Make your plans to leave. Once you're ready, write to your sister with a situation report on both parents and remind her of her responsibilities. Copy it to their doctor, if you like. Then leave, and don't look back.
Just leave. If you don't have POA; you have no obligations.

Save your own life, please!
Your situation is special and extreme. Give notice in writing, sent certified mail to copy all concerned. Resign as a caregiver or helper due to health concerns.
I agree with the others, you need to save your own life first.

If you need help wording it, making it brief, just ask.

Godspeed no longer scared!
This situation will NOT get better. Your mother's dementia will get worse. Your father will always have Narcissistic Personality Disorder. You will always be the scapegoat. Nothing you can do will change this. It is Not Your Fault.

So I think you have made the right decision. Start looking for full-time work some distance away. Figure out your housing there. Then LEAVE. It would be courteous to give them a couple weeks' notice so they can start making other arrangements, but if you think that will make those weeks especially traumatic for you, tell them on your way out the door.

You have grown up in an extremely dysfunctional family. But you seem to have your head screwed on right. You know what you have to do. My best wishes to you as you do it!
Thank you all. It can be hard when being part of the dysfunction merely in staying! Difficult to believe in myself while being emotionally torn up by the very family I am serving.

Such good advice. My father is a rage a holic and resistant to any sense of logic - especially when shame and guilting his own kids overrides a family of his own design. SHEESH.

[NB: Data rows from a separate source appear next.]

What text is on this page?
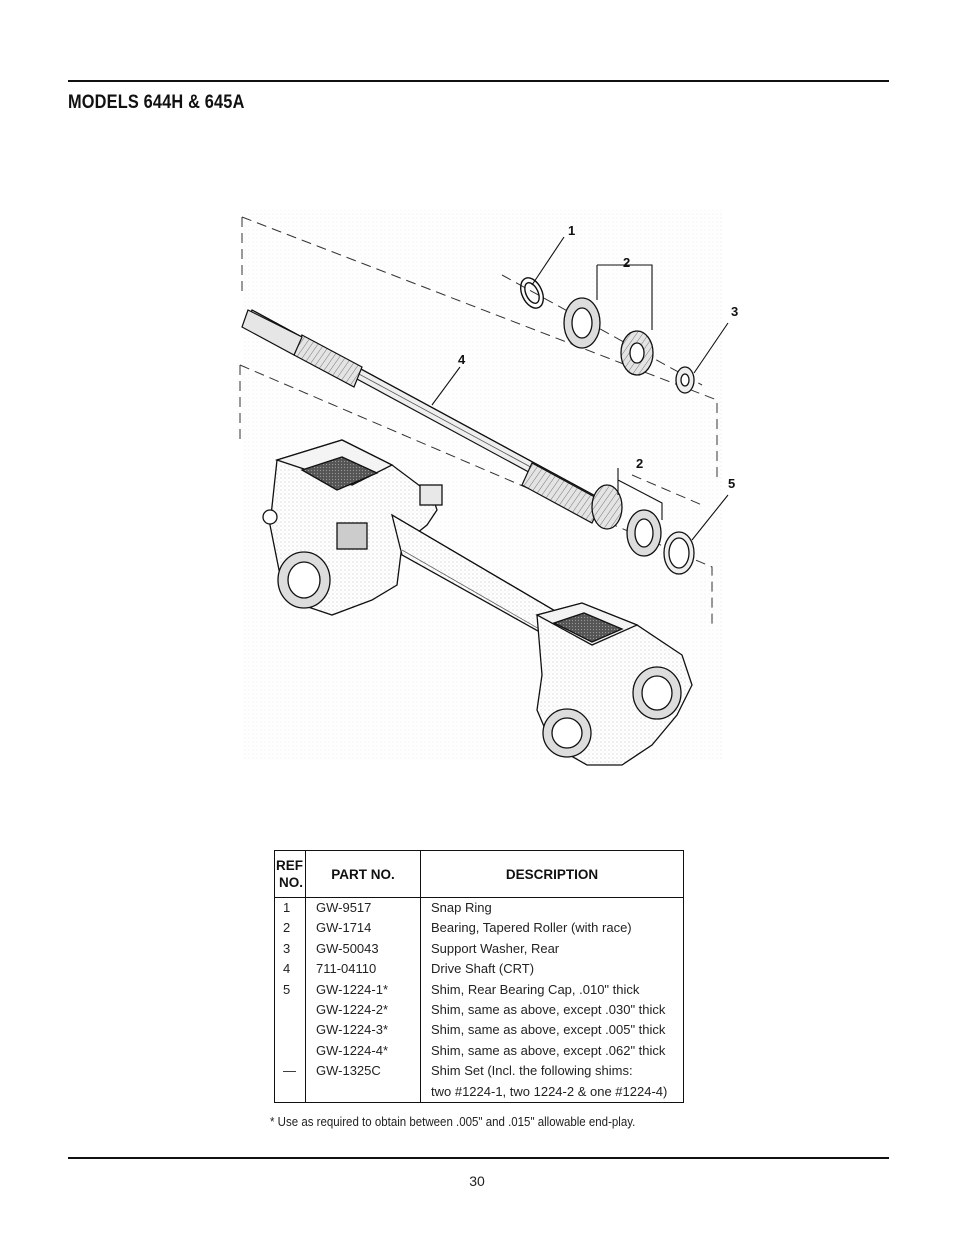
MODELS 644H & 645A
1
2
3
4
2
5
REF
NO.	PART NO.	DESCRIPTION
1	GW-9517	Snap Ring
2	GW-1714	Bearing, Tapered Roller (with race)
3	GW-50043	Support Washer, Rear
4	711-04110	Drive Shaft (CRT)
5	GW-1224-1*	Shim, Rear Bearing Cap, .010" thick
	GW-1224-2*	Shim, same as above, except .030" thick
	GW-1224-3*	Shim, same as above, except .005" thick
	GW-1224-4*	Shim, same as above, except .062" thick
—	GW-1325C	Shim Set (Incl. the following shims:
		two #1224-1, two 1224-2 & one #1224-4)
* Use as required to obtain between .005" and .015" allowable end-play.
30
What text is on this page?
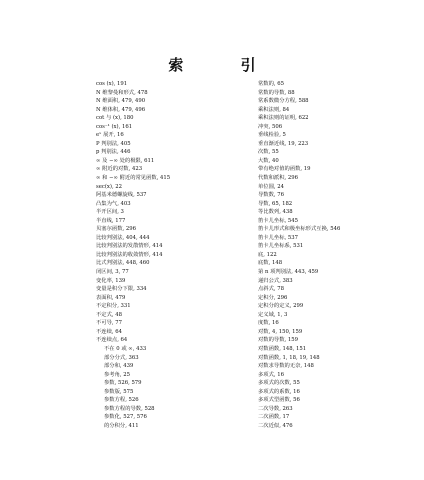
索 引
cos (x), 191
N 维黎曼和形式, 478
N 维面积, 479, 490
N 维体积, 479, 496
cot 与 (x), 180
cos⁻¹ (x), 161
eˣ 展开, 16
P 判别法, 405
p 判别法, 446
∞ 及 −∞ 处的极限, 611
∞ 附近的对数, 423
∞ 和 −∞ 附近的常见函数, 415
sec(x), 22
阿基米德螺旋线, 537
凸集为气, 403
半开区间, 3
半直线, 177
贝塞尔函数, 296
比较判别法, 404, 444
比较判别法的发散情形, 414
比较判别法的收敛情形, 414
比式判别法, 448, 460
闭区间, 3, 77
变化率, 139
变量是积分下限, 334
表面积, 479
不定积分, 331
不定式, 48
不可导, 77
不连续, 64
不连续点, 64
不在 0 或 ∞, 433
部分分式, 363
部分和, 439
参考角, 25
参数, 526, 579
参数版, 575
参数方程, 526
参数方程的导数, 528
参数化, 527, 576
的分积分, 411
常数的, 65
常数的导数, 88
常系数微分方程, 588
乘积法则, 84
乘积法则的证明, 622
冲突, 506
垂线检验, 5
垂直渐近线, 19, 223
次数, 55
大数, 40
带有绝对值的函数, 19
代数和派积, 296
单位圆, 24
导数数, 76
导数, 65, 182
等比数列, 438
笛卡儿坐标, 545
笛卡儿形式和极坐标形式互换, 546
笛卡儿坐标, 537
笛卡儿坐标系, 531
底, 122
底数, 148
第 n 项判别法, 443, 459
递归公式, 383
点斜式, 78
定积分, 296
定积分的定义, 299
定义域, 1, 3
度数, 16
对数, 4, 150, 159
对数的导数, 159
对数函数, 148, 151
对数函数, 1, 18, 19, 148
对数求导数的无奈, 148
多项式, 16
多项式的次数, 55
多项式的系数, 16
多项式型函数, 56
二次导数, 263
二次函数, 17
二次近似, 476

It's crazy making - gaslighting - and the mask has slipped while he denies the weirdness of his insistence. I imagine aging at his stage must be scary. Depressing. I certainly do not want to be angry, bitter and cruel at his age. I hope I am mindful enough not to hurt others the way he and my mom have. At least my mom has tried. But it gets maddening with his mood swings and her pretending to cry when I have to do things that do not involve waiting on them hand and foot. Gotta love guilt inducing childish and UNHEALTHY behaviors.

At this point I am either working on job apps, a business I am trying to start & yoga, therapy & speaker meetings to stay sane in the land of OZ.

Even with all my hocus pocus positive coping go-to's, the damage these two have on my esteem is penetrating. I hate how I feel around them and I am trying to change my perspective but its no longer enough.
Why do so many elderly parents refuse outside help and fire them? I hear of this too often.
I am glad to hear you are going to therapy. You deserve all the help you can get to overcome your upbringing.

Post here often to report your progress. The folks here understand and are on your side!
Answer: Because they can get away with it.
Can you leave early, sit in a starbucks posting a few hours on AC, sending out resumes? Then Dad cannot make you stay with Mom.
If he leaves her alone, knowing you are not there and not expected to return, and does not call a sitter, that is criminal neglect.
My father refused outside help because he believed they would mess with his medication, steal from him, mess up his organization, etc.

He had some experience with a in home aide that actually pull that stuff on him and Mom once, so it wasn't just his paranoia.